DNR: Minnesota forests can sustain more loggingDULUTH, Minn. – Minnesota’s forests can sustain logging 5.5 million cords of wood each year, about double the current level, according to an analysis for the Minnesota Department of Natural Resources released this week.
By: John Myers, Duluth News Tribune, INFORUM
DULUTH, Minn. – Minnesota’s forests can sustain logging 5.5 million cords of wood each year, about double the current level, according to an analysis for the Minnesota Department of Natural Resources released this week.
The DNR, in the first major update of the state’s 1994 generic environmental impact statement on tree cutting and its impact on the overall forest, estimates the current harvest is about 2.7 million cords per year.
That’s down 1 million cords from 2006 and down 1.5 million cords from the peak harvest of about
4.2 million cords in the mid-1990s, said Keith Jacobson, DNR forest products utilization program leader.
The study, conducted by a University of Minnesota researcher, looked at how much can be cut on all 16.3 million acres of Minnesota forest available to loggers – including state, county, federal and private forest lands.
The 1994 GEIS concluded that paper mills, board plants and other industries could use 5.5 million cords of wood each year cut in Minnesota without serious ecological impacts – although the report indicated that more care had to be taken to protect forests near waterways and to protect old growth trees, soils and forest birds.
The 1994 assessment that 5.5 million cords was sustainable was controversial at the time. Timber industry interests said it was far too low, while environmental groups said that much tree cutting would cause widespread loss of habitat for species that like older, bigger trees.

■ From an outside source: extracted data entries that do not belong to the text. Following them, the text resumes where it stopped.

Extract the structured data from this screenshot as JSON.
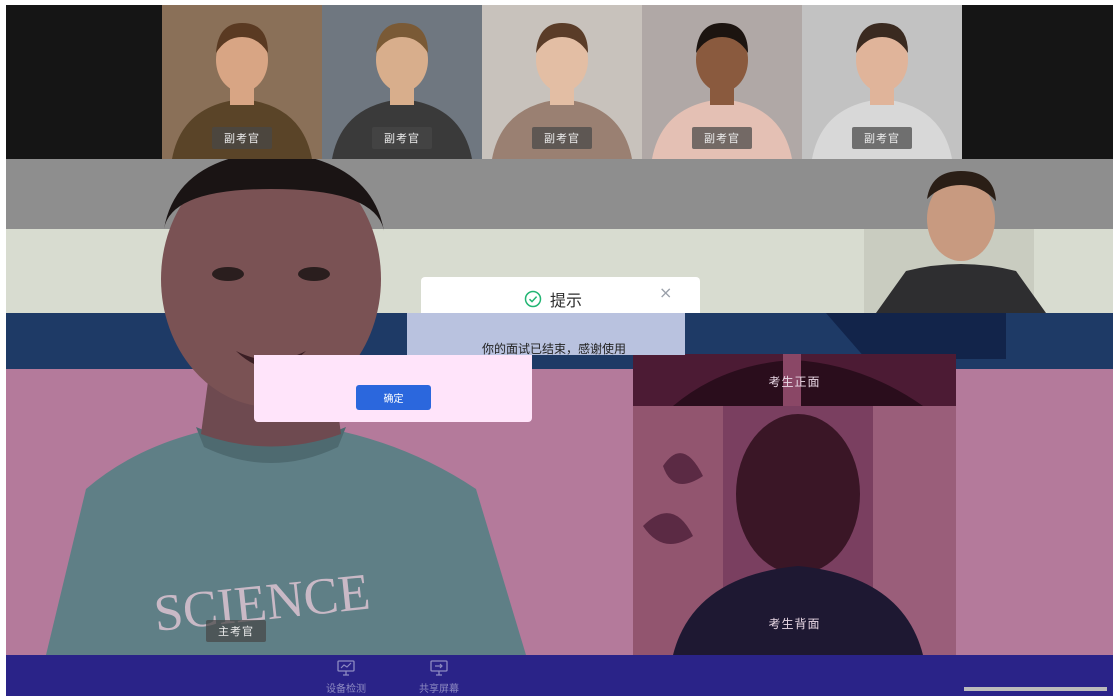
{
  "top_row": {
    "tiles": [
      {
        "label": "副考官",
        "bg": "#8a7058",
        "skin": "#d8a584",
        "clothes": "#5a4428",
        "hair": "#5a3a22"
      },
      {
        "label": "副考官",
        "bg": "#6f7780",
        "skin": "#d8ae8c",
        "clothes": "#3a3a3a",
        "hair": "#7a5a36"
      },
      {
        "label": "副考官",
        "bg": "#c8c2bc",
        "skin": "#e3bea4",
        "clothes": "#9a8072",
        "hair": "#5a3c28"
      },
      {
        "label": "副考官",
        "bg": "#b0a8a6",
        "skin": "#8a5a3e",
        "clothes": "#e4c0b4",
        "hair": "#1c1410"
      },
      {
        "label": "副考官",
        "bg": "#c2c2c2",
        "skin": "#e0b49a",
        "clothes": "#d8d8d8",
        "hair": "#3a2a20"
      }
    ]
  },
  "main_video": {
    "label": "主考官"
  },
  "front_video": {
    "label": "考生正面"
  },
  "back_video": {
    "label": "考生背面"
  },
  "dialog": {
    "title": "提示",
    "message": "你的面试已结束，感谢使用",
    "confirm_label": "确定",
    "close_symbol": "×"
  },
  "toolbar": {
    "device_check_label": "设备检测",
    "share_screen_label": "共享屏幕"
  },
  "colors": {
    "accent": "#2b67dd",
    "success_icon": "#22b573",
    "toolbar": "#2a2388"
  }
}
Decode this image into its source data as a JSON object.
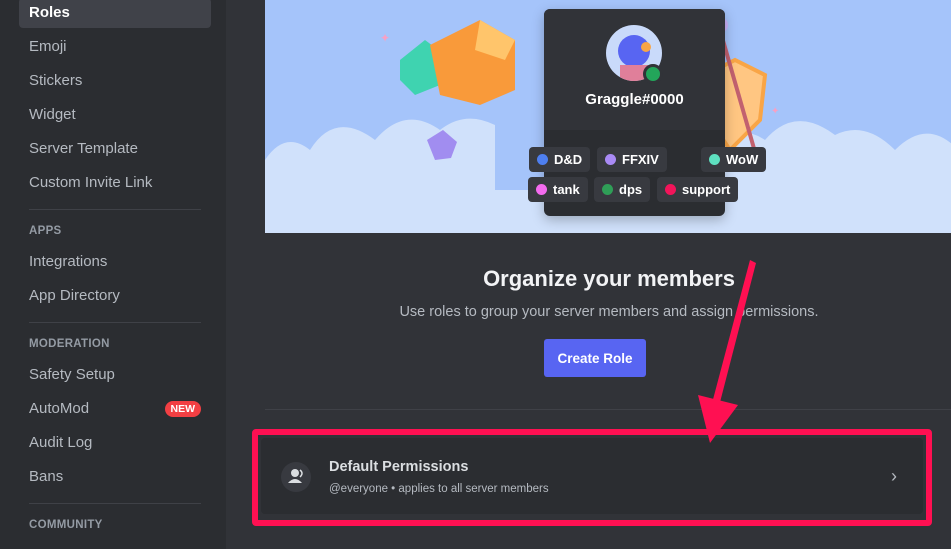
{
  "sidebar": {
    "items_top": [
      {
        "label": "Roles",
        "active": true
      },
      {
        "label": "Emoji"
      },
      {
        "label": "Stickers"
      },
      {
        "label": "Widget"
      },
      {
        "label": "Server Template"
      },
      {
        "label": "Custom Invite Link"
      }
    ],
    "sections": [
      {
        "title": "APPS",
        "items": [
          {
            "label": "Integrations"
          },
          {
            "label": "App Directory"
          }
        ]
      },
      {
        "title": "MODERATION",
        "items": [
          {
            "label": "Safety Setup"
          },
          {
            "label": "AutoMod",
            "badge": "NEW"
          },
          {
            "label": "Audit Log"
          },
          {
            "label": "Bans"
          }
        ]
      },
      {
        "title": "COMMUNITY",
        "items": []
      }
    ]
  },
  "hero": {
    "username": "Graggle#0000",
    "roles": [
      {
        "label": "D&D",
        "color": "#4e7ff0"
      },
      {
        "label": "FFXIV",
        "color": "#a98af5"
      },
      {
        "label": "WoW",
        "color": "#5ee0c0"
      },
      {
        "label": "tank",
        "color": "#f46bef"
      },
      {
        "label": "dps",
        "color": "#2f9e57"
      },
      {
        "label": "support",
        "color": "#f2145a"
      }
    ]
  },
  "main": {
    "title": "Organize your members",
    "description": "Use roles to group your server members and assign permissions.",
    "create_role_label": "Create Role",
    "default_permissions": {
      "title": "Default Permissions",
      "subtitle": "@everyone • applies to all server members"
    }
  },
  "annotation": {
    "color": "#ff1052"
  }
}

Whether any new or existing industries will take note of the extra wood the DNR says is available isn’t clear. Officials say there’s little chance the harvest would get to 5.5 million cords anytime soon.
Since logging was a hot-button issue in the 1990s, several Minnesota mills and board plants have closed and demand has dropped as worldwide supply increased faster than demand. The recent global recession also hit hard.
The study also found that the amount of overall forested land has remained relatively steady since 1994 while the average age of trees available for cutting had decreased as more older trees have been cut and more young trees have sprouted or been planted over the past 15 years.